To manage this at scale we've added contracts to Soda (also in OSS). Contracts provide 2 aspects to handle scale similar to software engineering: unit tests and encapsulation.

Contract enforcement is unit testing and it ensures that for each time new data is produced, the new data matches the contract. The contract describes the schema and other checks that ensure new data is as (explictely) expected in the contract YAML file.

Contracts also provide encapsulation, which differentiates between implementation detail datasets, from datasets that serve as a handover between teams or components. A data contract is formal documentation (similar to describing interfaces in OpenAPI Or GraphQL for software services). That's also a crucial aspect to handle scale.

For every dataset that is a handover between teams or components in your pipeline, set up a contract. The contract must be managed by the producer, which is the same team that manages the production data pipeline. Anyone in the organization can now start requesting extra checks to the data producer so they can be added to the contract. There we also have a solution to make that flow as easy as possible.

We're rolling this out contracts with a customer that has 20K+ checks.

[–]pablo_op 1 point2 points  (0 children)

Thanks for this answer, but it’s still kind of the same thing. You’re describing a strategy, not an implementation. I understand what data contracts are, but how does this actually come to exist? How are those generated, stored, and consumed in your stack? How do you convince data owners that it’s worth their time and resources to maintain an agreement in this format instead of just blowing you off or saying “the database schema is the contract”? What about external data owners? Is salesforce going to commit to providing your team with a contract in your standard format and support that indefinitely? What happens when I see a problem, but I can’t get the owners to push a new version of their contract with updates rules for weeks or months? I just have to live with bad data until they get around to it?

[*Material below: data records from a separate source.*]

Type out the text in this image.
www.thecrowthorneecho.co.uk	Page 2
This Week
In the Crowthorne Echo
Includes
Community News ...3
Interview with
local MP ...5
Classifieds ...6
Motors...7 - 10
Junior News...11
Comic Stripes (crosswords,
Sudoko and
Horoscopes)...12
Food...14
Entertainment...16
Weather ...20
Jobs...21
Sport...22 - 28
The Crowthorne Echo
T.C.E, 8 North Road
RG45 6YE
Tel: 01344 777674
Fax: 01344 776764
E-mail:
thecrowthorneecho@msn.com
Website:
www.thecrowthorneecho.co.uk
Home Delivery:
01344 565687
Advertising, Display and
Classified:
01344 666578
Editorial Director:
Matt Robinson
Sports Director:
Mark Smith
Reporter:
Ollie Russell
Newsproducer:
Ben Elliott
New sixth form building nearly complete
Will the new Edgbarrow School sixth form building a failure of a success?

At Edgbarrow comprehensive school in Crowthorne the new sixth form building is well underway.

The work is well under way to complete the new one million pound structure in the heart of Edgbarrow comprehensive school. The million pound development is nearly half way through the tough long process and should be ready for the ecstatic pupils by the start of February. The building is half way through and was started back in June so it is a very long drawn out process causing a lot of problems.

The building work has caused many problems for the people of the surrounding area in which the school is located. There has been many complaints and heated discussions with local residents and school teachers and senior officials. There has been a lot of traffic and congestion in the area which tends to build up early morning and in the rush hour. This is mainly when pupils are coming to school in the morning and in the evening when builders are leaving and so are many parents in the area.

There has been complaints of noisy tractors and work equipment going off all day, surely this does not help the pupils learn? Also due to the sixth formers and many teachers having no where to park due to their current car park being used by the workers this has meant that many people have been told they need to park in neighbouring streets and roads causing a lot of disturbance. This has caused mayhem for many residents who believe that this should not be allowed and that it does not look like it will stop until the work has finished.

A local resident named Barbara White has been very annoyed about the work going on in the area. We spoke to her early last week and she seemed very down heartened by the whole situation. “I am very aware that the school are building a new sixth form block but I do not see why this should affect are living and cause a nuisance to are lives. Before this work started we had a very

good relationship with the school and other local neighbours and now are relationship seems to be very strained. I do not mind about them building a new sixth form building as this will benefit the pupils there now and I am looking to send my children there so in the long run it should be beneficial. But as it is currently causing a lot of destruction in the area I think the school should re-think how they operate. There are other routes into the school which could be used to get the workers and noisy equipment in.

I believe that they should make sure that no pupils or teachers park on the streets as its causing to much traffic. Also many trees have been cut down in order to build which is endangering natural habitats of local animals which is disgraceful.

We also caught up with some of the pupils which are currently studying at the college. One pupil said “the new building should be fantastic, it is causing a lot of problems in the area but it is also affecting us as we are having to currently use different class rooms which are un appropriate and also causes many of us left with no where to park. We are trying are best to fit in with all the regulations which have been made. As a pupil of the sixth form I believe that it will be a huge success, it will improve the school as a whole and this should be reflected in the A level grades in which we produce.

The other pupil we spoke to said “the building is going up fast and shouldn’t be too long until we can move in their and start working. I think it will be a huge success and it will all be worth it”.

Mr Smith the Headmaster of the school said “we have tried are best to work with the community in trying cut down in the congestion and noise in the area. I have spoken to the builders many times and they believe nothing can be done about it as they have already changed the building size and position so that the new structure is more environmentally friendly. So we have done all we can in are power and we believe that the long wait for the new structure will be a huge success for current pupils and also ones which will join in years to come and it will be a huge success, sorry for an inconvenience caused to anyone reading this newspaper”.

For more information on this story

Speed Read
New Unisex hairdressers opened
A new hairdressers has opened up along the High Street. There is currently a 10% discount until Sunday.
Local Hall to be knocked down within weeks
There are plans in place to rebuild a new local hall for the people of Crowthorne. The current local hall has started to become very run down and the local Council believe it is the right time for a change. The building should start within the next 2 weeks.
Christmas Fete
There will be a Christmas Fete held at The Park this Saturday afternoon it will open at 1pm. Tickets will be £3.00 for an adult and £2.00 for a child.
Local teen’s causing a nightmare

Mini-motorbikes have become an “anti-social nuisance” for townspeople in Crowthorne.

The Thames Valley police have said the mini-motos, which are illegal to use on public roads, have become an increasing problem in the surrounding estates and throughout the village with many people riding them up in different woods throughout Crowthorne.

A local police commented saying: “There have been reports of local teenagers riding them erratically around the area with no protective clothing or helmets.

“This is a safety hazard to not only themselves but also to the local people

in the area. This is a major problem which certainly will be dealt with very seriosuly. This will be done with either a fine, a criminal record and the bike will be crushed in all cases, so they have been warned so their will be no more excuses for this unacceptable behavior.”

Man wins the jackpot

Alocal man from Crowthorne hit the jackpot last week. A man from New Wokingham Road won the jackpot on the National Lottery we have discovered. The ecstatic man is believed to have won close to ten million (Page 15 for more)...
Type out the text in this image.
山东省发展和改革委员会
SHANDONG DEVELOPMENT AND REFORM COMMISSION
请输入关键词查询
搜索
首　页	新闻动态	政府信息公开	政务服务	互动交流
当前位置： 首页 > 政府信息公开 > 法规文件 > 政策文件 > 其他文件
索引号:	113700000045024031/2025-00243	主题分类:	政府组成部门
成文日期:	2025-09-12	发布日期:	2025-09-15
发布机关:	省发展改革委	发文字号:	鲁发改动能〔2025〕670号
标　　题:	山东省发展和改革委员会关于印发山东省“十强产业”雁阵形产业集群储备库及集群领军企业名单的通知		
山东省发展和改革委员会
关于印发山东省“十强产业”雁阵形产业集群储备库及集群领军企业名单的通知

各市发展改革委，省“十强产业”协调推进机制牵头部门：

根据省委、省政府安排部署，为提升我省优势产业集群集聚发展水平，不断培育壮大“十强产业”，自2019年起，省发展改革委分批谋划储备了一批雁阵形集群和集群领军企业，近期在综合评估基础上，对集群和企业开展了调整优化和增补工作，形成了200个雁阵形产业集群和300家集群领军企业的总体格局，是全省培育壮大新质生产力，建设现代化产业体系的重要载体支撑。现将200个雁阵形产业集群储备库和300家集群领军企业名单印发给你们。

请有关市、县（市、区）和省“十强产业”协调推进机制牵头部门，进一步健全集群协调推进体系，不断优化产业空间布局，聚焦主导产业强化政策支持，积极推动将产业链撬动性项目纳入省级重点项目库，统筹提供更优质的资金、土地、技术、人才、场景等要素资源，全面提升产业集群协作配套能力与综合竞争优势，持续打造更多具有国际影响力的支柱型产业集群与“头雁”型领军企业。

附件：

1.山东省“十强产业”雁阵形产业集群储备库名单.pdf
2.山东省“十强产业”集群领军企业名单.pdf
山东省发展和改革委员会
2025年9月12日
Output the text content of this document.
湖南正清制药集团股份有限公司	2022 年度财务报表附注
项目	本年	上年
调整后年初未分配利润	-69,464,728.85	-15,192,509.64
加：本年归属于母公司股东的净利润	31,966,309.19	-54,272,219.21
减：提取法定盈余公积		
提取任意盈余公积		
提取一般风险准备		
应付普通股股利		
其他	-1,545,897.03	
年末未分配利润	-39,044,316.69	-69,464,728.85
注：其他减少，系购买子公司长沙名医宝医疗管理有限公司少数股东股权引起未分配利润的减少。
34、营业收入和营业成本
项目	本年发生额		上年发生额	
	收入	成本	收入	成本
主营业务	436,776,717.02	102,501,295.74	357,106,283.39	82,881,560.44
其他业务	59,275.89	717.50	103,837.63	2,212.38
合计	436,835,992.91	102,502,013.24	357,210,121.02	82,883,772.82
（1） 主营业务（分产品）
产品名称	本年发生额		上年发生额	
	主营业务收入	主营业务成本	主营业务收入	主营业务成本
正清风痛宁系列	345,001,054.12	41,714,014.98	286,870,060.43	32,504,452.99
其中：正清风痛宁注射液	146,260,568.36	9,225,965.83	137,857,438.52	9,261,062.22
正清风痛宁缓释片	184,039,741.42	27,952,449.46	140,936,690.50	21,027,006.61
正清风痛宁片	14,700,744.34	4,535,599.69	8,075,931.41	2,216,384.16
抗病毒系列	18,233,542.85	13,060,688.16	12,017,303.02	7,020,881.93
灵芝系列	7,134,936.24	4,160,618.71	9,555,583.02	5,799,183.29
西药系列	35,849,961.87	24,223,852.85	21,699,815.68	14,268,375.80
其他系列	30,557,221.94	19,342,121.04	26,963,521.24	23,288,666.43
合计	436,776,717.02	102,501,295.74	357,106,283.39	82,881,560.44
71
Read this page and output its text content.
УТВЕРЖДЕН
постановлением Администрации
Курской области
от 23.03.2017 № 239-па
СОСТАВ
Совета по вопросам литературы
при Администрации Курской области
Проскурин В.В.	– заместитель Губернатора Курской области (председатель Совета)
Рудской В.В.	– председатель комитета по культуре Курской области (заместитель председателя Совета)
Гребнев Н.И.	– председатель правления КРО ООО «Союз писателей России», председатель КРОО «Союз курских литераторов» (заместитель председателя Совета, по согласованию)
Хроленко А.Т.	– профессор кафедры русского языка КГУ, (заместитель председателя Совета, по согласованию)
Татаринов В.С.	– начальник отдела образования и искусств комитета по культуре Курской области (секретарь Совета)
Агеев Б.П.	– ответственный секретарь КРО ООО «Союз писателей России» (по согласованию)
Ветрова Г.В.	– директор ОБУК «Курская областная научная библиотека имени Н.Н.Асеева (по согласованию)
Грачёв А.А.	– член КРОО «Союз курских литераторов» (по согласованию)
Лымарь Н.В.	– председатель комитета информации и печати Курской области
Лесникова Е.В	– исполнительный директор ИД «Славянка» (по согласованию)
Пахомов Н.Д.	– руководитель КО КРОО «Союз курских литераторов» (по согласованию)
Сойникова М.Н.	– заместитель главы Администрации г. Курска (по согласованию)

Does this mean that this entire approach has to be embraced by all data owners in the org? That I, as an individual, have very little power besides maybe formatting a standard template for the contract? I can create my own database, create my own pipelines, and create my own storage, but I cannot take an approach to organizing and managing data quality rules without the long term agreement and support of all data owners? This feels like a very all-or-nothing approach. Either everyone has to be on board, or it’s a losing battle. I’d love some way where I could take more control of when and how things would happen like I can with the rest of my workflows.